The Idea
Sufism and the Sufi orders are presented here as an experience that the community transmits orally more than it learns through written formulations alone. Knowledge is passed not only through the text, but also through commentaries, glosses, recitation, and memorization—that is, through methods that preserve rhythm and memory and link learning to living practice.
Concise Formulation
Sufism and the Sufi orders are taught orally
Its Place in the Book’s Argument
This statement serves in the book a broader idea about the plurality of the means by which religiosity takes shape. Religious knowledge is not reduced to writing; rather, it also depends on living transmission within the community. Sufism therefore appears as an example of how religious understanding is formed within an auditory and ritual environment, not at the level of abstraction alone.
Why It Matters
Its importance lies in revealing that what is understood religiously does not always come through individual reading, but through collective reception, chanting, and repetition.

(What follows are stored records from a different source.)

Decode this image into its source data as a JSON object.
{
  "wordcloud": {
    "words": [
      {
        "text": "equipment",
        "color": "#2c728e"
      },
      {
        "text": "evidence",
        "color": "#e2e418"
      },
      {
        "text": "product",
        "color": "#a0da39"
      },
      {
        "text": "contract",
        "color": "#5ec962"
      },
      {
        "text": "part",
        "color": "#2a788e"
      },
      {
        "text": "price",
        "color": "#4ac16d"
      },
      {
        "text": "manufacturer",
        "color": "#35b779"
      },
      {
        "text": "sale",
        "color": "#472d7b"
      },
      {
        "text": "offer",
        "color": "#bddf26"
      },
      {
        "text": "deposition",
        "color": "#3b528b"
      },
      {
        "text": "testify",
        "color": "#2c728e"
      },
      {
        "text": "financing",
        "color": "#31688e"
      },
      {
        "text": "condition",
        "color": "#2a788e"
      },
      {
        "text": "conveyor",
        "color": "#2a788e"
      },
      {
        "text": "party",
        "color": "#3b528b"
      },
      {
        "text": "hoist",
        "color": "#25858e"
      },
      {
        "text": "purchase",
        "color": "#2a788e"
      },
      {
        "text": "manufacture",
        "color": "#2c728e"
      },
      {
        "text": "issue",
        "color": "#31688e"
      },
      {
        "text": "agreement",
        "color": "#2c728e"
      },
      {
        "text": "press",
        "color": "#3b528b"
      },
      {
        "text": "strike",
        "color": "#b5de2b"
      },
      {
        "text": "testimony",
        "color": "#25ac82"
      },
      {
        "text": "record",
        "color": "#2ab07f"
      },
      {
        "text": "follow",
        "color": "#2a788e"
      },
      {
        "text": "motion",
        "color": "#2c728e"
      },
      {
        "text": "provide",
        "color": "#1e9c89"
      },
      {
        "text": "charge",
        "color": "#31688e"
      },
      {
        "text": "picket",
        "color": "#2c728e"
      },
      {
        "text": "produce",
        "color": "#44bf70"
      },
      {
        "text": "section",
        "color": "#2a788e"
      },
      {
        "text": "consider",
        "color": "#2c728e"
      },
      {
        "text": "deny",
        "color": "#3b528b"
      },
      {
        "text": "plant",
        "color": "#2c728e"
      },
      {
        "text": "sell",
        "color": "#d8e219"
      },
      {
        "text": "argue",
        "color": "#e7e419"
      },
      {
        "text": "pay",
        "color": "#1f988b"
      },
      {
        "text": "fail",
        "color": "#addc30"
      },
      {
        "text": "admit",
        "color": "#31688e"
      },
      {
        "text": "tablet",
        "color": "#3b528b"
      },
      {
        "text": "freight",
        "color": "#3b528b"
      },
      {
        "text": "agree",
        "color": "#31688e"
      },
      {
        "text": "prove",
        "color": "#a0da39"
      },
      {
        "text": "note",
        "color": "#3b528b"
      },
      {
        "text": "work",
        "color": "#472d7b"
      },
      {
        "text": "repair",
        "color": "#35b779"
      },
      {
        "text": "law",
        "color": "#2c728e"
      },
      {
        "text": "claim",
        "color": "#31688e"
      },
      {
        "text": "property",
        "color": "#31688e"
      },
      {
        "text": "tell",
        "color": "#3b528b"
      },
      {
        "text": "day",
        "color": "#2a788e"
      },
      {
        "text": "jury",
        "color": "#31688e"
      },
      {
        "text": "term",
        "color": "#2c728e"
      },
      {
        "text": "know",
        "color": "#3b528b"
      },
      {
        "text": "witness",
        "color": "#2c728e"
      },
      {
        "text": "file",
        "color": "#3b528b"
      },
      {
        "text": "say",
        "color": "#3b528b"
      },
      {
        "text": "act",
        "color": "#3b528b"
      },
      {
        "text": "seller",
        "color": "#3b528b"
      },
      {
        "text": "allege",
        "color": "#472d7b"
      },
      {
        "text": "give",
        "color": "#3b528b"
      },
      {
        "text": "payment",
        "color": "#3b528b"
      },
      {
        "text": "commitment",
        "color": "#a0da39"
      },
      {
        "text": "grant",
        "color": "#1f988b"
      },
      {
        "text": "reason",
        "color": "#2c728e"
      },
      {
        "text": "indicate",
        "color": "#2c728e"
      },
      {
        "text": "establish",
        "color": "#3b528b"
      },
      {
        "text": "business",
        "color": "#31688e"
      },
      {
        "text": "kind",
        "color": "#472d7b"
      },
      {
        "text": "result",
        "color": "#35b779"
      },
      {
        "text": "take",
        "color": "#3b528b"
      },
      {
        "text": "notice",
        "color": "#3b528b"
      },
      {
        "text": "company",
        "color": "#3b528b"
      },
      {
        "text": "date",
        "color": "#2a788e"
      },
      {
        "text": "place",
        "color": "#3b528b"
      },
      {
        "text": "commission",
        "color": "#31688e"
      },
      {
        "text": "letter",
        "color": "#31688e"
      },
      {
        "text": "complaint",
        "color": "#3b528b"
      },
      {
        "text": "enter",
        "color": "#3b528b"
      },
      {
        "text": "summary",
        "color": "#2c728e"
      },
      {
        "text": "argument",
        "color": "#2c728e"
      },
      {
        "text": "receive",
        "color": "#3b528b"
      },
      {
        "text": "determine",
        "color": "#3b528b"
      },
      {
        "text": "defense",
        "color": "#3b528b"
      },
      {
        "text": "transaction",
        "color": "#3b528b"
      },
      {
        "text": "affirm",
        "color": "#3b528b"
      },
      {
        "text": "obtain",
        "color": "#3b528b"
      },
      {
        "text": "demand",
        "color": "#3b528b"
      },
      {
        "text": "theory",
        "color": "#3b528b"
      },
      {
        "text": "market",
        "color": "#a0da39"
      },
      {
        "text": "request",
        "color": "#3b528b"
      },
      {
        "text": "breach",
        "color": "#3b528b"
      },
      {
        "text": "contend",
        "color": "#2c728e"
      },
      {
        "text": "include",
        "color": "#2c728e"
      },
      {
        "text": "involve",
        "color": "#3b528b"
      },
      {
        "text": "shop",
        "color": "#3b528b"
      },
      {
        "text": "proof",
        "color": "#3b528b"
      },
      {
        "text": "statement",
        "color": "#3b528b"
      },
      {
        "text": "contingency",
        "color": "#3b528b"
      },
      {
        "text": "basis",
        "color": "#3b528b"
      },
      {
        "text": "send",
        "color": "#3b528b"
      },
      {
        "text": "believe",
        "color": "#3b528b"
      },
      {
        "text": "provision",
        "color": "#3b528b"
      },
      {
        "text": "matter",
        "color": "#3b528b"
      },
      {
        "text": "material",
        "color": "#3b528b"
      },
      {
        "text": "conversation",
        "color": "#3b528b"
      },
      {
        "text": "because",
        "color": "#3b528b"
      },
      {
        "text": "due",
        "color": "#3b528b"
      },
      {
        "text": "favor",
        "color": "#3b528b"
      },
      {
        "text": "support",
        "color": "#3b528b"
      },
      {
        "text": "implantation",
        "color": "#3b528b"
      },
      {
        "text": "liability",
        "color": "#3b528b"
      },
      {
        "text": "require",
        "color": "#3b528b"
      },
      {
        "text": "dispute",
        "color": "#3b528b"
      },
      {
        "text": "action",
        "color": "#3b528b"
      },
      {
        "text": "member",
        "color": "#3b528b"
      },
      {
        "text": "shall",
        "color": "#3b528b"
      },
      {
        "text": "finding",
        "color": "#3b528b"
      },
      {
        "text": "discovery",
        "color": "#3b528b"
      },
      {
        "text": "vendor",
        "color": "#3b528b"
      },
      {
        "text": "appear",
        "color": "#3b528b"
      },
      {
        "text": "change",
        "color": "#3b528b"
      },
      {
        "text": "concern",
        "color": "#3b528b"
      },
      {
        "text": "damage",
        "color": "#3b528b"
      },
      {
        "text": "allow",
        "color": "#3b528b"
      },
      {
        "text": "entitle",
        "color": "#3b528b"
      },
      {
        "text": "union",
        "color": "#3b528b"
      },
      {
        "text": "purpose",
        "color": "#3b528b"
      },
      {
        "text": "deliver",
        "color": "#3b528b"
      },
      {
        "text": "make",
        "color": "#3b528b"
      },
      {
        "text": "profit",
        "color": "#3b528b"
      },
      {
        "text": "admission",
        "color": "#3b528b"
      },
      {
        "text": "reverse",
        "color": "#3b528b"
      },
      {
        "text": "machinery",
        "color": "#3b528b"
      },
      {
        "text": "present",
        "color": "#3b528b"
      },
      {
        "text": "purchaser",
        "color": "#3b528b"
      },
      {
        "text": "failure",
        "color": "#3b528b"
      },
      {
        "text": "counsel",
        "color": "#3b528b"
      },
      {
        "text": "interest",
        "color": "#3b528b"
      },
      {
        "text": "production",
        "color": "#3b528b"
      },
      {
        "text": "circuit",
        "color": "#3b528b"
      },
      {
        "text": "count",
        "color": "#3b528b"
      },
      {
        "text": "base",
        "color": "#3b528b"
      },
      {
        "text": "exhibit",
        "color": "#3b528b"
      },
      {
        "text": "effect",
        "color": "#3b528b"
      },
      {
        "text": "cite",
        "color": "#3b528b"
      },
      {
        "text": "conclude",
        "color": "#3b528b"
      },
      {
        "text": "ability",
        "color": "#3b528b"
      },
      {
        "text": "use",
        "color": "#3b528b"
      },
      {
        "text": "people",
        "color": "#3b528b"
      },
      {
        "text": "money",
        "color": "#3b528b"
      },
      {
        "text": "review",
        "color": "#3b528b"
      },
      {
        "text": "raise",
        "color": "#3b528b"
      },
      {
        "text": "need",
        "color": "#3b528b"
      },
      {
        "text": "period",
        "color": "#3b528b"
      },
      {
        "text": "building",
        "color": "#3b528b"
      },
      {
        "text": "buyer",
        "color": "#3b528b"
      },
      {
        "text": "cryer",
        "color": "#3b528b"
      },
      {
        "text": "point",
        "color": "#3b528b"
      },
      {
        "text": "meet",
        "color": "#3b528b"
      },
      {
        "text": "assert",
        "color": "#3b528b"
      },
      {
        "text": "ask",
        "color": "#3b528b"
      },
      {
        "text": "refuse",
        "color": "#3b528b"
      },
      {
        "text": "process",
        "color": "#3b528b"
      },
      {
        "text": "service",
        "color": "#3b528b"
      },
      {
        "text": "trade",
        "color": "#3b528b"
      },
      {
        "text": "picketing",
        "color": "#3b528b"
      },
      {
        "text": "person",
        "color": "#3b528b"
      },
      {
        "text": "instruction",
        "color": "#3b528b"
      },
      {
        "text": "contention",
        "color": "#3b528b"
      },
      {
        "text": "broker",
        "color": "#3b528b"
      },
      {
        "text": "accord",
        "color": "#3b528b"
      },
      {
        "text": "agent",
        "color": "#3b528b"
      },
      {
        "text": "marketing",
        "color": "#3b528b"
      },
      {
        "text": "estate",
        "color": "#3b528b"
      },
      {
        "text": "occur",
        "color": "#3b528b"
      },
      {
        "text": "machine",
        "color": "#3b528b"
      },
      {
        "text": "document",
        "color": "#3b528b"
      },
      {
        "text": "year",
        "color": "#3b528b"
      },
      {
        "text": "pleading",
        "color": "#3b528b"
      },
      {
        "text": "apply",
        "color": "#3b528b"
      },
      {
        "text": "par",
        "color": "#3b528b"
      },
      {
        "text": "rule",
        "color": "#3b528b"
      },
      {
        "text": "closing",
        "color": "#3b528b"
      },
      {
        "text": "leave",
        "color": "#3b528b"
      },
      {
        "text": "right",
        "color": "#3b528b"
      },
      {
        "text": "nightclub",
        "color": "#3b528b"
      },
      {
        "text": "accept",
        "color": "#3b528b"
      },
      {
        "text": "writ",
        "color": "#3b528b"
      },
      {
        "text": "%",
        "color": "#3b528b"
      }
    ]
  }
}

This highlights one aspect of Arkoun’s sensitivity to forms of education outside formal schooling. It also helps explain how some traditions preserve their strength despite a lack of direct codification.
Brief Evidence
This evidence passage shows that Sufism and the Sufi orders are often received through oral transmission rather than through written learning alone. Knowledge is transmitted through commentaries, glosses, recitation, and memorization, not through texts only. This makes learning tied to living practice and to the preservation of rhythm and memory.
Reading Questions
- How does oral transmission change the nature of religious knowledge itself?
- What does the Sufi experience gain when it is preserved through recitation and memorization rather than theoretical explanation?
Degree of Documentation
High: the claim appears in a clear location in the book’s material.